Right To Education fundamental right under Article 19 (1)
However, at the same time, the court recognised that it could not be held that the right to education is not covered by any of the fundamental rights and stated that it is part and parcel of Article 19 (1) (a), which provides for the freedom of speech and expression.
The bench proceeded to examine the restrictions provided by Article 19 (2), holding that the state government’s decision in the present case, which was purely administrative, is not a “reasonable restriction” under the meaning of Article 19 (2).
Clause (2) can only be invoked “in the interest of sovereignty and integrity of India, the security of the state, friendly relations with foreign states, public order, decency or morality or concerning contempt of court, defamation or incitement of an offence,” the court said.
The decision of the state government, therefore, could not “whittle down” a child’s right under Article 19 (1) (a) to be educated in Hindi.

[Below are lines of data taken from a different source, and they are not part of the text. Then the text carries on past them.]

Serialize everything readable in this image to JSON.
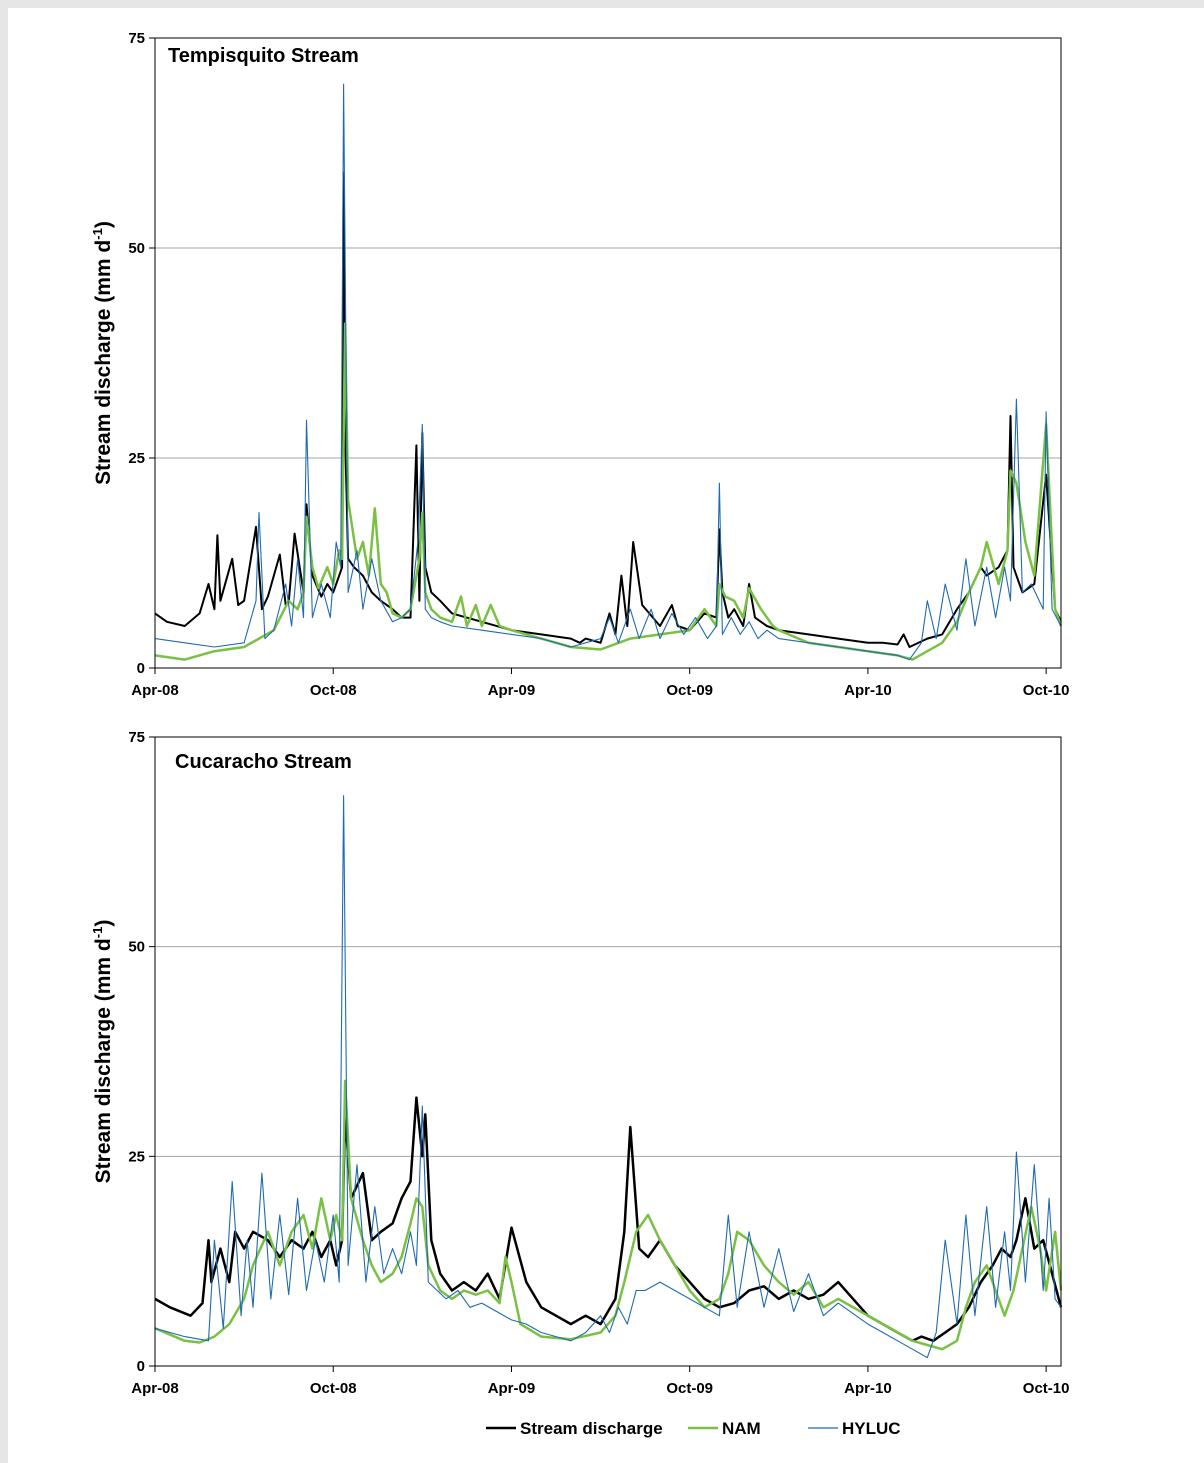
{
  "chart_data": [
    {
      "type": "line",
      "title": "Tempisquito Stream",
      "ylabel": "Stream discharge (mm d",
      "ylabel_sup": "-1",
      "ylabel_close": ")",
      "ylim": [
        0,
        75
      ],
      "yticks": [
        0,
        25,
        50,
        75
      ],
      "grid": "horizontal",
      "x_ticks": [
        "Apr-08",
        "Oct-08",
        "Apr-09",
        "Oct-09",
        "Apr-10",
        "Oct-10"
      ],
      "x_unit": "months since Apr-08",
      "x_range": [
        0,
        30.5
      ],
      "series": [
        {
          "name": "Stream discharge",
          "color": "#000000",
          "width": 2,
          "x": [
            0,
            0.4,
            1.0,
            1.5,
            1.8,
            2.0,
            2.1,
            2.2,
            2.6,
            2.8,
            3.0,
            3.4,
            3.6,
            3.8,
            4.2,
            4.4,
            4.5,
            4.7,
            5.0,
            5.1,
            5.3,
            5.6,
            5.8,
            6.0,
            6.2,
            6.3,
            6.35,
            6.4,
            6.5,
            6.7,
            7.0,
            7.3,
            7.6,
            8.0,
            8.3,
            8.6,
            8.8,
            8.9,
            9.0,
            9.1,
            9.3,
            9.6,
            10.0,
            11,
            12,
            13,
            14,
            14.3,
            14.5,
            15.0,
            15.3,
            15.5,
            15.7,
            15.9,
            16.1,
            16.4,
            17.0,
            17.4,
            17.6,
            18.0,
            18.5,
            18.9,
            19.0,
            19.1,
            19.3,
            19.5,
            19.8,
            20.0,
            20.2,
            20.6,
            21.0,
            22,
            23,
            24,
            24.5,
            25.0,
            25.2,
            25.4,
            26.0,
            26.5,
            27.0,
            27.4,
            27.8,
            28.0,
            28.4,
            28.7,
            28.8,
            28.9,
            29.2,
            29.6,
            30.0,
            30.3,
            30.5
          ],
          "values": [
            6.5,
            5.5,
            5.0,
            6.5,
            10.0,
            7.0,
            15.8,
            8.0,
            13.0,
            7.5,
            8.0,
            16.8,
            7.0,
            8.5,
            13.5,
            7.5,
            7.8,
            16.0,
            9.0,
            19.5,
            11.0,
            8.5,
            10.0,
            9.0,
            11.0,
            12.0,
            59.0,
            28.0,
            13.0,
            12.0,
            11.0,
            9.0,
            8.0,
            7.0,
            6.0,
            6.0,
            26.5,
            8.0,
            28.0,
            12.0,
            9.0,
            8.0,
            6.5,
            5.5,
            4.5,
            4.0,
            3.5,
            3.0,
            3.5,
            3.0,
            6.5,
            4.0,
            11.0,
            5.0,
            15.0,
            7.5,
            5.0,
            7.5,
            5.0,
            4.5,
            6.5,
            6.0,
            16.5,
            9.0,
            6.0,
            7.0,
            5.0,
            10.0,
            6.0,
            5.0,
            4.5,
            4.0,
            3.5,
            3.0,
            3.0,
            2.8,
            4.0,
            2.5,
            3.5,
            4.0,
            7.0,
            9.0,
            12.0,
            11.0,
            12.0,
            14.0,
            30.0,
            12.0,
            9.0,
            10.0,
            23.0,
            7.0,
            5.5
          ]
        },
        {
          "name": "NAM",
          "color": "#7ac143",
          "width": 2.5,
          "x": [
            0,
            1.0,
            2.0,
            3.0,
            3.5,
            4.0,
            4.5,
            4.8,
            5.0,
            5.1,
            5.3,
            5.5,
            5.8,
            6.0,
            6.2,
            6.3,
            6.4,
            6.5,
            6.8,
            7.0,
            7.2,
            7.4,
            7.6,
            7.8,
            8.0,
            8.3,
            8.6,
            8.9,
            9.0,
            9.1,
            9.3,
            9.6,
            10.0,
            10.3,
            10.5,
            10.8,
            11.0,
            11.3,
            11.6,
            12,
            13,
            14,
            15,
            16,
            17,
            18,
            18.5,
            18.9,
            19.0,
            19.2,
            19.5,
            19.8,
            20.0,
            20.4,
            20.8,
            21.0,
            22,
            23,
            24,
            25,
            25.5,
            26.0,
            26.5,
            27.0,
            27.4,
            27.8,
            28.0,
            28.4,
            28.7,
            28.8,
            29.0,
            29.3,
            29.6,
            30.0,
            30.3,
            30.5
          ],
          "values": [
            1.5,
            1.0,
            2.0,
            2.5,
            3.5,
            4.5,
            8.0,
            7.0,
            9.0,
            18.0,
            12.0,
            9.5,
            12.0,
            10.0,
            14.0,
            13.0,
            41.0,
            20.0,
            13.0,
            15.0,
            11.0,
            19.0,
            10.0,
            9.0,
            6.5,
            6.0,
            7.0,
            13.0,
            18.5,
            9.0,
            7.0,
            6.0,
            5.5,
            8.5,
            5.0,
            7.5,
            5.0,
            7.5,
            5.0,
            4.5,
            3.5,
            2.5,
            2.2,
            3.5,
            4.0,
            4.5,
            7.0,
            5.0,
            10.0,
            8.5,
            8.0,
            6.0,
            9.5,
            7.0,
            5.0,
            4.5,
            3.0,
            2.5,
            2.0,
            1.5,
            1.0,
            2.0,
            3.0,
            5.5,
            9.0,
            12.0,
            15.0,
            10.0,
            14.0,
            23.5,
            22.0,
            15.0,
            11.0,
            29.0,
            7.0,
            5.0
          ]
        },
        {
          "name": "HYLUC",
          "color": "#1f6bb0",
          "width": 1.1,
          "x": [
            0,
            1.0,
            2.0,
            3.0,
            3.4,
            3.5,
            3.7,
            4.0,
            4.4,
            4.6,
            4.8,
            5.0,
            5.1,
            5.3,
            5.6,
            5.9,
            6.1,
            6.25,
            6.35,
            6.5,
            6.8,
            7.0,
            7.3,
            7.6,
            8.0,
            8.3,
            8.6,
            8.85,
            9.0,
            9.1,
            9.3,
            9.6,
            10,
            11,
            12,
            13,
            14,
            14.5,
            15.0,
            15.3,
            15.6,
            16.0,
            16.3,
            16.7,
            17.0,
            17.4,
            17.8,
            18.2,
            18.6,
            18.9,
            19.0,
            19.1,
            19.4,
            19.7,
            20.0,
            20.3,
            20.6,
            21,
            22,
            23,
            24,
            25,
            25.4,
            25.8,
            26.0,
            26.3,
            26.6,
            27.0,
            27.3,
            27.6,
            28.0,
            28.3,
            28.6,
            28.8,
            29.0,
            29.2,
            29.5,
            29.9,
            30.0,
            30.2,
            30.5
          ],
          "values": [
            3.5,
            3.0,
            2.5,
            3.0,
            8.0,
            18.5,
            3.5,
            4.5,
            10.0,
            5.0,
            13.0,
            6.0,
            29.5,
            6.0,
            10.0,
            6.0,
            15.0,
            12.0,
            69.5,
            9.0,
            14.0,
            7.0,
            13.0,
            8.0,
            5.5,
            6.0,
            7.0,
            15.0,
            29.0,
            7.0,
            6.0,
            5.5,
            5.0,
            4.5,
            4.0,
            3.5,
            2.5,
            3.0,
            3.5,
            6.0,
            3.0,
            7.0,
            3.5,
            7.0,
            3.5,
            6.5,
            4.0,
            6.0,
            3.5,
            5.0,
            22.0,
            4.0,
            6.0,
            4.0,
            5.5,
            3.5,
            4.5,
            3.5,
            3.0,
            2.5,
            2.0,
            1.5,
            1.0,
            3.0,
            8.0,
            3.5,
            10.0,
            4.5,
            13.0,
            5.0,
            12.0,
            6.0,
            12.0,
            8.0,
            32.0,
            9.0,
            10.0,
            7.0,
            30.5,
            7.0,
            5.0
          ]
        }
      ]
    },
    {
      "type": "line",
      "title": "Cucaracho Stream",
      "ylabel": "Stream discharge (mm d",
      "ylabel_sup": "-1",
      "ylabel_close": ")",
      "ylim": [
        0,
        75
      ],
      "yticks": [
        0,
        25,
        50,
        75
      ],
      "grid": "horizontal",
      "x_ticks": [
        "Apr-08",
        "Oct-08",
        "Apr-09",
        "Oct-09",
        "Apr-10",
        "Oct-10"
      ],
      "x_unit": "months since Apr-08",
      "x_range": [
        0,
        30.5
      ],
      "series": [
        {
          "name": "Stream discharge",
          "color": "#000000",
          "width": 2.5,
          "x": [
            0,
            0.5,
            1.2,
            1.6,
            1.8,
            1.9,
            2.2,
            2.5,
            2.7,
            3.0,
            3.3,
            3.8,
            4.2,
            4.6,
            5.0,
            5.3,
            5.6,
            5.9,
            6.1,
            6.3,
            6.4,
            6.6,
            7.0,
            7.3,
            7.6,
            8.0,
            8.3,
            8.6,
            8.8,
            9.0,
            9.1,
            9.3,
            9.6,
            10.0,
            10.4,
            10.8,
            11.2,
            11.6,
            12.0,
            12.5,
            13.0,
            13.5,
            14.0,
            14.5,
            15.0,
            15.5,
            15.8,
            16.0,
            16.3,
            16.6,
            17.0,
            17.5,
            18.0,
            18.5,
            19.0,
            19.5,
            20.0,
            20.5,
            21.0,
            21.5,
            22,
            22.5,
            23,
            24,
            25,
            25.5,
            25.8,
            26.2,
            26.6,
            27.0,
            27.4,
            27.8,
            28.2,
            28.5,
            28.8,
            29.0,
            29.3,
            29.6,
            29.9,
            30.2,
            30.5
          ],
          "values": [
            8.0,
            7.0,
            6.0,
            7.5,
            15.0,
            10.0,
            14.0,
            10.0,
            16.0,
            14.0,
            16.0,
            15.0,
            13.0,
            15.0,
            14.0,
            16.0,
            13.0,
            15.0,
            12.0,
            15.0,
            30.0,
            20.0,
            23.0,
            15.0,
            16.0,
            17.0,
            20.0,
            22.0,
            32.0,
            25.0,
            30.0,
            15.0,
            11.0,
            9.0,
            10.0,
            9.0,
            11.0,
            8.0,
            16.5,
            10.0,
            7.0,
            6.0,
            5.0,
            6.0,
            5.0,
            8.0,
            16.0,
            28.5,
            14.0,
            13.0,
            15.0,
            12.0,
            10.0,
            8.0,
            7.0,
            7.5,
            9.0,
            9.5,
            8.0,
            9.0,
            8.0,
            8.5,
            10.0,
            6.0,
            4.0,
            3.0,
            3.5,
            3.0,
            4.0,
            5.0,
            7.0,
            10.0,
            12.0,
            14.0,
            13.0,
            15.0,
            20.0,
            14.0,
            15.0,
            11.0,
            7.0
          ]
        },
        {
          "name": "NAM",
          "color": "#7ac143",
          "width": 2.5,
          "x": [
            0,
            1.0,
            1.5,
            2.0,
            2.5,
            3.0,
            3.3,
            3.8,
            4.2,
            4.6,
            5.0,
            5.3,
            5.6,
            5.9,
            6.1,
            6.3,
            6.4,
            6.6,
            7.0,
            7.3,
            7.6,
            8.0,
            8.3,
            8.6,
            8.8,
            9.0,
            9.2,
            9.6,
            10.0,
            10.4,
            10.8,
            11.2,
            11.6,
            11.8,
            12.0,
            12.3,
            13.0,
            14.0,
            15.0,
            15.5,
            15.8,
            16.2,
            16.6,
            17.0,
            17.5,
            18.0,
            18.5,
            19.0,
            19.3,
            19.6,
            20.0,
            20.5,
            21.0,
            21.5,
            22.0,
            22.5,
            23.0,
            24,
            25,
            25.5,
            26.0,
            26.5,
            27.0,
            27.3,
            27.6,
            28.0,
            28.3,
            28.6,
            28.9,
            29.2,
            29.5,
            29.8,
            30.0,
            30.3,
            30.5
          ],
          "values": [
            4.5,
            3.0,
            2.8,
            3.5,
            5.0,
            8.0,
            12.0,
            16.0,
            12.0,
            16.0,
            18.0,
            14.0,
            20.0,
            15.0,
            18.0,
            15.0,
            34.0,
            20.0,
            15.0,
            12.0,
            10.0,
            11.0,
            13.0,
            17.0,
            20.0,
            19.0,
            12.0,
            9.0,
            8.0,
            9.0,
            8.5,
            9.0,
            7.5,
            13.0,
            10.0,
            5.0,
            3.5,
            3.2,
            4.0,
            6.0,
            10.0,
            16.0,
            18.0,
            15.0,
            12.0,
            9.0,
            7.0,
            8.0,
            11.0,
            16.0,
            15.0,
            12.0,
            10.0,
            8.5,
            10.0,
            7.0,
            8.0,
            6.0,
            4.0,
            3.0,
            2.5,
            2.0,
            3.0,
            7.0,
            10.0,
            12.0,
            9.0,
            6.0,
            9.0,
            14.0,
            19.0,
            14.0,
            9.0,
            16.0,
            9.0
          ]
        },
        {
          "name": "HYLUC",
          "color": "#1f6bb0",
          "width": 1.1,
          "x": [
            0,
            1.0,
            1.8,
            2.0,
            2.3,
            2.6,
            2.9,
            3.1,
            3.3,
            3.6,
            3.9,
            4.2,
            4.5,
            4.8,
            5.1,
            5.4,
            5.7,
            6.0,
            6.2,
            6.35,
            6.5,
            6.8,
            7.1,
            7.4,
            7.7,
            8.0,
            8.3,
            8.6,
            8.8,
            9.0,
            9.2,
            9.5,
            9.8,
            10.2,
            10.6,
            11.0,
            11.5,
            12.0,
            12.5,
            13.0,
            13.5,
            14.0,
            14.5,
            15.0,
            15.3,
            15.6,
            15.9,
            16.2,
            16.5,
            17.0,
            17.5,
            18.0,
            18.5,
            19.0,
            19.3,
            19.6,
            20.0,
            20.5,
            21.0,
            21.5,
            22.0,
            22.5,
            23.0,
            24,
            25,
            25.5,
            26.0,
            26.3,
            26.6,
            27.0,
            27.3,
            27.6,
            28.0,
            28.3,
            28.6,
            28.8,
            29.0,
            29.3,
            29.6,
            29.9,
            30.1,
            30.3,
            30.5
          ],
          "values": [
            4.5,
            3.5,
            3.0,
            15.0,
            4.5,
            22.0,
            6.0,
            15.0,
            7.0,
            23.0,
            8.0,
            18.0,
            8.5,
            20.0,
            9.0,
            15.0,
            10.0,
            18.0,
            10.0,
            68.0,
            12.0,
            24.0,
            10.0,
            19.0,
            11.0,
            14.0,
            11.0,
            16.0,
            12.0,
            31.0,
            10.0,
            9.0,
            8.0,
            9.0,
            7.0,
            7.5,
            6.5,
            5.5,
            5.0,
            4.0,
            3.5,
            3.0,
            4.0,
            6.0,
            4.0,
            7.0,
            5.0,
            9.0,
            9.0,
            10.0,
            9.0,
            8.0,
            7.0,
            6.0,
            18.0,
            7.0,
            16.0,
            7.0,
            14.0,
            6.5,
            11.0,
            6.0,
            7.5,
            5.0,
            3.0,
            2.0,
            1.0,
            4.0,
            15.0,
            5.0,
            18.0,
            6.0,
            19.0,
            7.0,
            16.0,
            9.0,
            25.5,
            10.0,
            24.0,
            9.0,
            20.0,
            8.0,
            7.0
          ]
        }
      ]
    }
  ],
  "legend": [
    {
      "label": "Stream discharge",
      "color": "#000000",
      "width": 2.5
    },
    {
      "label": "NAM",
      "color": "#7ac143",
      "width": 2.5
    },
    {
      "label": "HYLUC",
      "color": "#1f6bb0",
      "width": 1.2
    }
  ]
}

‘Violates students’ right to equality’
Justice Mehta additionally noted that the student body comprises pupils from marginalised communities, a substantial portion of which are girl students. The state government’s move, thus, would lead to a number of students having to leave the school.
“Scooping out 601 students with one stroke of the pen in the assurance of being accommodated in nearby schools is violative of their constitutional rights,” the court noted.
The decision of the state government would also violate Article 14, which provides for the “right to equality”, as the decision was not based on any research or intelligible criteria.
The court also noted that education was covered by the Concurrent List of the Constitution, containing subjects where both the Centre and state are competent to legislate.
The Right To Education Act, 2009, provides that “as far as practicable, the medium of instruction be in the mother tongue/home language”.
Considering this, Justice Mehta said that English as a medium of instruction cannot be thrust upon a child by state legislation, let alone by a policy or administrative decision, as in the present case.
He further stated that such a transition would also be contrary to the National Education Policy, 2020 and provisions of the RTI Act. However, since the policy decision itself was not disputed and the SDMC had approved the decision “in principle”, it held that the school may proceed with the transition in the next academic session if a majority of the SDMC members approved of such an action.
Terming such transformation into an English medium school in the middle of the session “dehors the power of the State” (is outside the power of the state), the court dismissed the petition.